Ograniczenie produkcji magnezu w Chinach doprowadziło do poważnych zakłóceń produkcji nowych samochodów w Europie. Niektórzy politycy mówią już o katastrofie w przemyśle samochodowym.
Chiny ograniczyły produkcję magnezu z powodu ogólnokrajowych problemów z wytwarzaniem energii. Kraj ten jest największym producentem magnezu na świecie, a Europa jest w 90% uzależniona od dostaw z tego regionu. Zakładu wytwórcze zlokalizowane są również w Rosji oraz Izraelu, ale ich wydajność jest zdecydowanie zbyt niska, w porównaniu do zapotrzebowania.
Do końca listopada zasoby magnezu w Europie mogą się wyczerpać. Jeśli tak się stanie, ucierpi przemysł samochodowy, produkcja elektroniki, przemysł budowlany oraz opakowaniowy. Dla nas oznacza to przede wszystkim kolejne przestoje fabryk samochodowych, podwyżki cen nowych aut oraz wydłużone terminy dostaw.
Już dzisiaj, z powodu braku półprzewodników, wszystkie fabryki odnotowują przestoje lub wypuszczają samochody bez niektórych komponentów. Dacia oferuje swoje modele bez centralnego zamka. Renault dostarcza samochody bez modułu składanych lusterek. Skoda produkuje samochody, które odstawia na place, by czekały na brakujące części. Wydłużone są czasy realizacji zamówień w markach Peugeot, BMW, Mercedes czy Audi. Także Volkswagen ma kłopoty z realizacją zamówień.

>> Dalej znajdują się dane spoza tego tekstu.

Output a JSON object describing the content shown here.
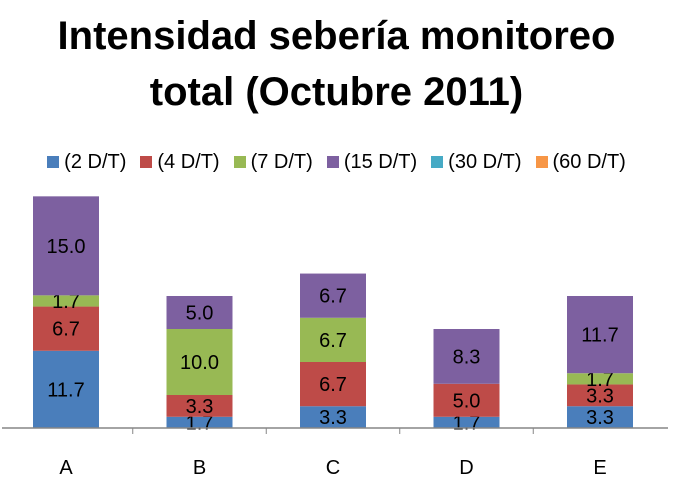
{
  "chart_data": {
    "type": "bar",
    "stacked": true,
    "title_lines": [
      "Intensidad sebería monitoreo",
      "total (Octubre 2011)"
    ],
    "categories": [
      "A",
      "B",
      "C",
      "D",
      "E"
    ],
    "series": [
      {
        "name": "(2 D/T)",
        "color": "#4a7ebb",
        "values": [
          11.7,
          1.7,
          3.3,
          1.7,
          3.3
        ]
      },
      {
        "name": "(4 D/T)",
        "color": "#be4b48",
        "values": [
          6.7,
          3.3,
          6.7,
          5.0,
          3.3
        ]
      },
      {
        "name": "(7 D/T)",
        "color": "#98b954",
        "values": [
          1.7,
          10.0,
          6.7,
          null,
          1.7
        ]
      },
      {
        "name": "(15 D/T)",
        "color": "#7d60a0",
        "values": [
          15.0,
          5.0,
          6.7,
          8.3,
          11.7
        ]
      },
      {
        "name": "(30 D/T)",
        "color": "#46aac5",
        "values": [
          null,
          null,
          null,
          null,
          null
        ]
      },
      {
        "name": "(60 D/T)",
        "color": "#f79646",
        "values": [
          null,
          null,
          null,
          null,
          null
        ]
      }
    ],
    "legend_position": "top",
    "grid": false,
    "ylim": [
      0,
      40
    ]
  }
}
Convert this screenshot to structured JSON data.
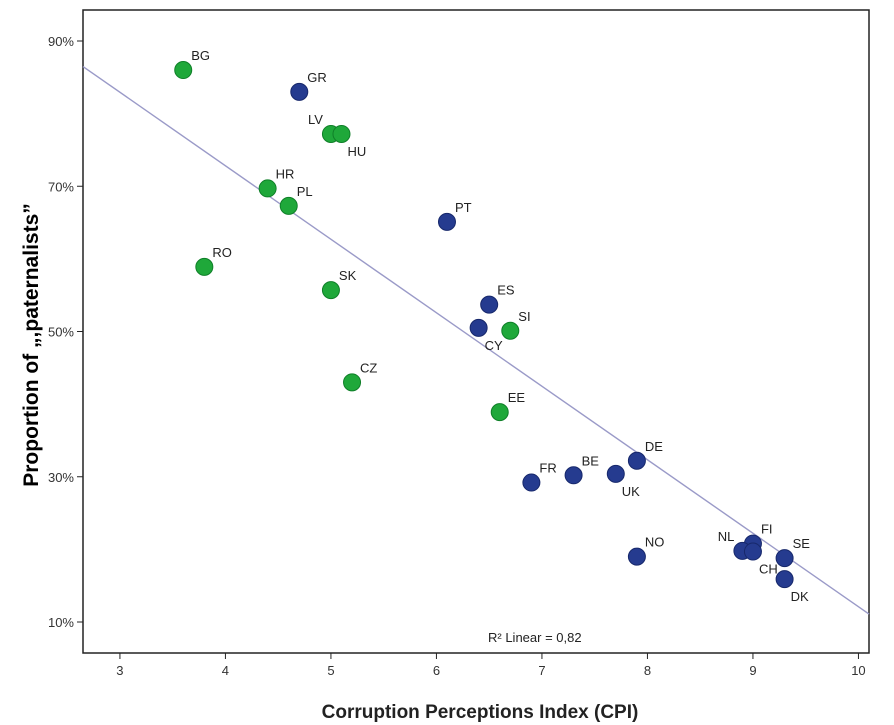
{
  "chart_data": {
    "type": "scatter",
    "xlabel": "Corruption Perceptions Index (CPI)",
    "ylabel": "Proportion of „,paternalists”",
    "xlim": [
      2.65,
      10.1
    ],
    "ylim": [
      0,
      100
    ],
    "x_ticks": [
      3,
      4,
      5,
      6,
      7,
      8,
      9,
      10
    ],
    "y_ticks": [
      10,
      30,
      50,
      70,
      90
    ],
    "y_tick_labels": [
      "10%",
      "30%",
      "50%",
      "70%",
      "90%"
    ],
    "fit_line": {
      "label": "R² Linear = 0,82",
      "slope": -10.12,
      "intercept": 113.3
    },
    "colors": {
      "green": "#1fa83a",
      "blue": "#253b8f",
      "fit": "#9a9ac8"
    },
    "points": [
      {
        "label": "BG",
        "x": 3.6,
        "y": 86.0,
        "group": "green"
      },
      {
        "label": "GR",
        "x": 4.7,
        "y": 83.0,
        "group": "blue"
      },
      {
        "label": "LV",
        "x": 5.0,
        "y": 77.2,
        "group": "green"
      },
      {
        "label": "HU",
        "x": 5.1,
        "y": 77.2,
        "group": "green"
      },
      {
        "label": "HR",
        "x": 4.4,
        "y": 69.7,
        "group": "green"
      },
      {
        "label": "PL",
        "x": 4.6,
        "y": 67.3,
        "group": "green"
      },
      {
        "label": "PT",
        "x": 6.1,
        "y": 65.1,
        "group": "blue"
      },
      {
        "label": "RO",
        "x": 3.8,
        "y": 58.9,
        "group": "green"
      },
      {
        "label": "SK",
        "x": 5.0,
        "y": 55.7,
        "group": "green"
      },
      {
        "label": "ES",
        "x": 6.5,
        "y": 53.7,
        "group": "blue"
      },
      {
        "label": "CY",
        "x": 6.4,
        "y": 50.5,
        "group": "blue"
      },
      {
        "label": "SI",
        "x": 6.7,
        "y": 50.1,
        "group": "green"
      },
      {
        "label": "CZ",
        "x": 5.2,
        "y": 43.0,
        "group": "green"
      },
      {
        "label": "EE",
        "x": 6.6,
        "y": 38.9,
        "group": "green"
      },
      {
        "label": "DE",
        "x": 7.9,
        "y": 32.2,
        "group": "blue"
      },
      {
        "label": "BE",
        "x": 7.3,
        "y": 30.2,
        "group": "blue"
      },
      {
        "label": "UK",
        "x": 7.7,
        "y": 30.4,
        "group": "blue"
      },
      {
        "label": "FR",
        "x": 6.9,
        "y": 29.2,
        "group": "blue"
      },
      {
        "label": "FI",
        "x": 9.0,
        "y": 20.8,
        "group": "blue"
      },
      {
        "label": "NL",
        "x": 8.9,
        "y": 19.8,
        "group": "blue"
      },
      {
        "label": "CH",
        "x": 9.0,
        "y": 19.7,
        "group": "blue"
      },
      {
        "label": "SE",
        "x": 9.3,
        "y": 18.8,
        "group": "blue"
      },
      {
        "label": "NO",
        "x": 7.9,
        "y": 19.0,
        "group": "blue"
      },
      {
        "label": "DK",
        "x": 9.3,
        "y": 15.9,
        "group": "blue"
      }
    ]
  }
}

Kłopoty z dostępnością magnezu pogłębią problemy europejskiego przemysłu samochodowego. Jeśli sytuacja będzie się przedłużać, konieczne będą zwolnienia i redukcje w całym sektorze, włącznie z sieciami sprzedaży. Już dzisiaj wiele salonów stoi pustych a innych wybór jest mocno ograniczony.

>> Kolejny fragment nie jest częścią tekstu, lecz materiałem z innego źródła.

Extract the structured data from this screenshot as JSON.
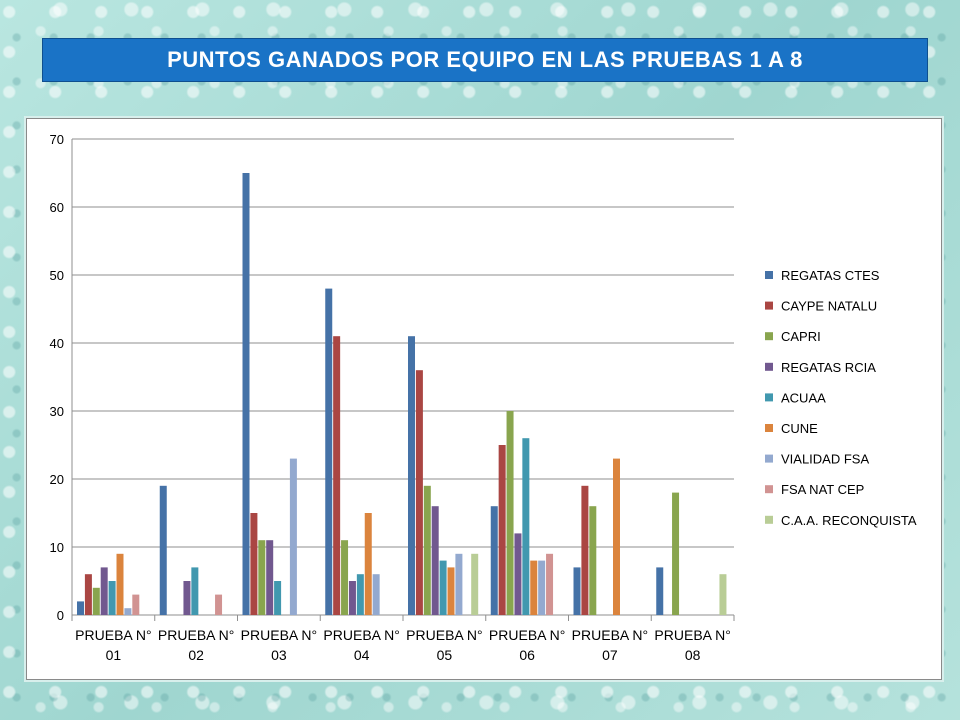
{
  "title": "PUNTOS GANADOS POR EQUIPO EN LAS PRUEBAS 1 A 8",
  "chart_data": {
    "type": "bar",
    "title": "",
    "xlabel": "",
    "ylabel": "",
    "ylim": [
      0,
      70
    ],
    "yticks": [
      0,
      10,
      20,
      30,
      40,
      50,
      60,
      70
    ],
    "grid": true,
    "legend_position": "right",
    "categories": [
      [
        "PRUEBA N°",
        "01"
      ],
      [
        "PRUEBA N°",
        "02"
      ],
      [
        "PRUEBA N°",
        "03"
      ],
      [
        "PRUEBA N°",
        "04"
      ],
      [
        "PRUEBA N°",
        "05"
      ],
      [
        "PRUEBA N°",
        "06"
      ],
      [
        "PRUEBA N°",
        "07"
      ],
      [
        "PRUEBA N°",
        "08"
      ]
    ],
    "series": [
      {
        "name": "REGATAS CTES",
        "color": "#4572a7",
        "values": [
          2,
          19,
          65,
          48,
          41,
          16,
          7,
          7
        ]
      },
      {
        "name": "CAYPE NATALU",
        "color": "#aa4643",
        "values": [
          6,
          0,
          15,
          41,
          36,
          25,
          19,
          0
        ]
      },
      {
        "name": "CAPRI",
        "color": "#89a54e",
        "values": [
          4,
          0,
          11,
          11,
          19,
          30,
          16,
          18
        ]
      },
      {
        "name": "REGATAS RCIA",
        "color": "#71588f",
        "values": [
          7,
          5,
          11,
          5,
          16,
          12,
          0,
          0
        ]
      },
      {
        "name": "ACUAA",
        "color": "#4198af",
        "values": [
          5,
          7,
          5,
          6,
          8,
          26,
          0,
          0
        ]
      },
      {
        "name": "CUNE",
        "color": "#db843d",
        "values": [
          9,
          0,
          0,
          15,
          7,
          8,
          23,
          0
        ]
      },
      {
        "name": "VIALIDAD FSA",
        "color": "#93a9cf",
        "values": [
          1,
          0,
          23,
          6,
          9,
          8,
          0,
          0
        ]
      },
      {
        "name": "FSA NAT CEP",
        "color": "#d19392",
        "values": [
          3,
          3,
          0,
          0,
          0,
          9,
          0,
          0
        ]
      },
      {
        "name": "C.A.A. RECONQUISTA",
        "color": "#b9cd96",
        "values": [
          0,
          0,
          0,
          0,
          9,
          0,
          0,
          6
        ]
      }
    ]
  }
}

Kryzys na rynku nowych samochodów rozpoczął się od epidemii COVID-19. Zerwane łańcuchy dostaw spowodowały zakłócenia, których końca na razie nie widać. Problemem są bowiem nie tylko magnez i półprzewodniki ale także rosnące ceny stali. Analitycy rynku motoryzacyjnego spodziewają się, że ceny nowych samochodów mogą znowu pójść w górę o co najmniej kilkanaście procent.
W Polsce ceny nowych aut rosną także z powodu rosnącej inflacji i wzrostu cen walut. Kurs Euro, od którego uzależnione są ceny samochodów, wynosi 4,6 zł (na dzień 3.11.2021 r.), ale spodziewane są dalsze jego wzrosty.